По асфальту, сохраняя определенную дистанцию, проезжали машины – всего в нескольких сантиметрах от нее, нагло слепя фарами, и ни одна не остановилась, водители словно не замечали ее поднятой руки, о, эта чертова ночь, да еще в такой пустыне, куда ж ты попала, Господи, проклятые фары, нет чтоб остановиться; но одна машина все же притормозила, добрые, славные лангобарды, из доброй славной Ломбардии, муж, жена и сын, решились ее подвезти, видно, из страсти к приключениям, а может, из любопытства к ближнему: бедняжка, в такой час одна на дороге, Бог знает, что там у нее стряслось, рискнем, Пьеро, подбросим ее, смотри, как она вымокла.
Пьеро остановил, она забралась в машину и заговорила по-итальянски, недаром же она столько лет его учила, эти люди ни вкоем случае не должны догадаться, что она из Сан-Франциско, штат Аризона.
– Спасибо, вы так любезны, вы едете в Милан? – Мыслями она была еще там, под водой канала.
– Конечно, синьорина, а куда ж еще? – ответила супруга Пьеро, оборачиваясь к ней и мальчику, и засмеялась радушно, общительно, светски, даже, можно сказать, сочувственно.
– Пап, а ведь она американка, – сказал мальчик (машина чуть замедлила ход перед постом дорожной полиции). – Все американцы говорят «чак» вместо «так». Вы американка, правда же?

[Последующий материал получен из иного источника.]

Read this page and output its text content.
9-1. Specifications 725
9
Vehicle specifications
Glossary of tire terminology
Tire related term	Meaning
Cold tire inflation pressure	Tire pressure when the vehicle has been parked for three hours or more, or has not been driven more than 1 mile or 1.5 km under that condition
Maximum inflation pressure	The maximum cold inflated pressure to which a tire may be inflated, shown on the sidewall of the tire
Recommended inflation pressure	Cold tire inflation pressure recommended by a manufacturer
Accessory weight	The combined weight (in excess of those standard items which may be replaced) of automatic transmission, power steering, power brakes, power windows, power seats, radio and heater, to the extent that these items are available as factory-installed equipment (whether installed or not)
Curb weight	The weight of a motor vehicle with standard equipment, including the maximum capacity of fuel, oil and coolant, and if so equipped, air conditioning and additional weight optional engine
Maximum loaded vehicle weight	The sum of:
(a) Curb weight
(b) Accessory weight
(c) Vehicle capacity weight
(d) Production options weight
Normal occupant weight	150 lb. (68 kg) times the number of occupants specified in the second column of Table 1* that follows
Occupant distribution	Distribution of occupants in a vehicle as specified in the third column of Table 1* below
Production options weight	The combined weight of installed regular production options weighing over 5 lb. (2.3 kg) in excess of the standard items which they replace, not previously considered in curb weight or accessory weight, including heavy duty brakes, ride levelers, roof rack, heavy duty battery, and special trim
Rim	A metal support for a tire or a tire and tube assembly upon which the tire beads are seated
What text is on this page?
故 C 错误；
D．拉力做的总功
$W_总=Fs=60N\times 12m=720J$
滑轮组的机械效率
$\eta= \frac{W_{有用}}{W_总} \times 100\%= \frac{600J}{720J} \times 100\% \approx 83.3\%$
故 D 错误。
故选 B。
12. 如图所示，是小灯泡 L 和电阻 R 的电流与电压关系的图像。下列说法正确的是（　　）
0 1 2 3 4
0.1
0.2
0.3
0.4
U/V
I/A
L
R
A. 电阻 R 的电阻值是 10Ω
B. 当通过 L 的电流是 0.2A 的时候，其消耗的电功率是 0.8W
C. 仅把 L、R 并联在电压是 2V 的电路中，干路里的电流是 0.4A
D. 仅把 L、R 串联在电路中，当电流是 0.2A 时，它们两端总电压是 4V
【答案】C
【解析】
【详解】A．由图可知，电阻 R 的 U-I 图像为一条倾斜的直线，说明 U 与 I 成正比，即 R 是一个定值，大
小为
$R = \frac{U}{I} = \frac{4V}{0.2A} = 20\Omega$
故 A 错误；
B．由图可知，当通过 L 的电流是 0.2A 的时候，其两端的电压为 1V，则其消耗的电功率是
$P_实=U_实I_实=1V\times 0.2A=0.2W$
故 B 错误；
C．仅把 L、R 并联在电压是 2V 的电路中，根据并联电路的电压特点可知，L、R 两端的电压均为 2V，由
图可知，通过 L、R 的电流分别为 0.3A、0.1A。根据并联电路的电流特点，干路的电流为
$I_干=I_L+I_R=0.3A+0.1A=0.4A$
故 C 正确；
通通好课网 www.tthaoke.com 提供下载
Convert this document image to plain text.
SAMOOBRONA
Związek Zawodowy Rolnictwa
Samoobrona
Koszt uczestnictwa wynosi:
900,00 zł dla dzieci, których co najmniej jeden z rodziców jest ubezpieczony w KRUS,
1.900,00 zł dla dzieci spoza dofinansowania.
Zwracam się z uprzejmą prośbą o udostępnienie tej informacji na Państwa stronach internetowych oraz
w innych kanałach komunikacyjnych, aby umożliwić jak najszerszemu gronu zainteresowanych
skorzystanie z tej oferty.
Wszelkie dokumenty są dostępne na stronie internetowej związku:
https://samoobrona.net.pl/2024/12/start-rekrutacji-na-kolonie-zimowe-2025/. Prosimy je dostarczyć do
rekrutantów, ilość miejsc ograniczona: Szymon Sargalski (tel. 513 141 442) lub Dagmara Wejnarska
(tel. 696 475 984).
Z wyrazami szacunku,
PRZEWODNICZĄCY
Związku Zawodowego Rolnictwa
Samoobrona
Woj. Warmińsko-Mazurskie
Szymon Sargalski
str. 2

На вид малышу лет девять, а то и меньше, он обращается прямо к ней, теперь все пропало, они поймут, что посадили американку как раз в том месте, где свалилась в канал машина (когда-нибудь ее же поднимут), то ли несчастный случай, то ли нет, кто знает, поэтому ей надо исчезнуть, раствориться, не оставив улик. Но девятилетка или, может, восьмилетка выразился предельно точно: американцы говорят «чак» вместо «так», значит, выхода у нее нет, с таким трудом выстроенная конструкция может рухнуть только из-за того, что у маленького педанта чересчур тонкий слух.
– Да, я американка, – сказала она (взрослого еще можно обмануть, ребенка – лучше не пытаться).
– Неужели? Вы прекрасно говорите по-итальянски, я бы ни за что не догадалась, – затараторила синьора, гораздо более общительная, чем ее предки – лангобарды.
– Я выучила его по пластинкам, за полгода, – сообщила она (надо возбудить любопытство свидетелей чем-нибудь невинным, дабы отвлечь их внимание от более опасных тем: это правило было усвоено из другого пройденного курса – для начинающих преступников).
Синьора Пьеро еще минуту назад раздражало и настораживало присутствие незнакомки в мокром пальто – еще запачкает сиденье, только святая простота вроде его жены может пригласить в машину особу такого сорта, – а тут он прямо-таки захлебнулся от восторга:
– Да что вы, не может быть, за шесть месяцев, ты слышала, Эстер? Значит, правду говорят, будто эти лингафонные курсы делают чудеса?
– Да, конечно, – подтвердила она, мгновенно усваивая тон агента по рекламе лингафонных курсов. – Полгода назад я знала по-итальянски только «О соле мио».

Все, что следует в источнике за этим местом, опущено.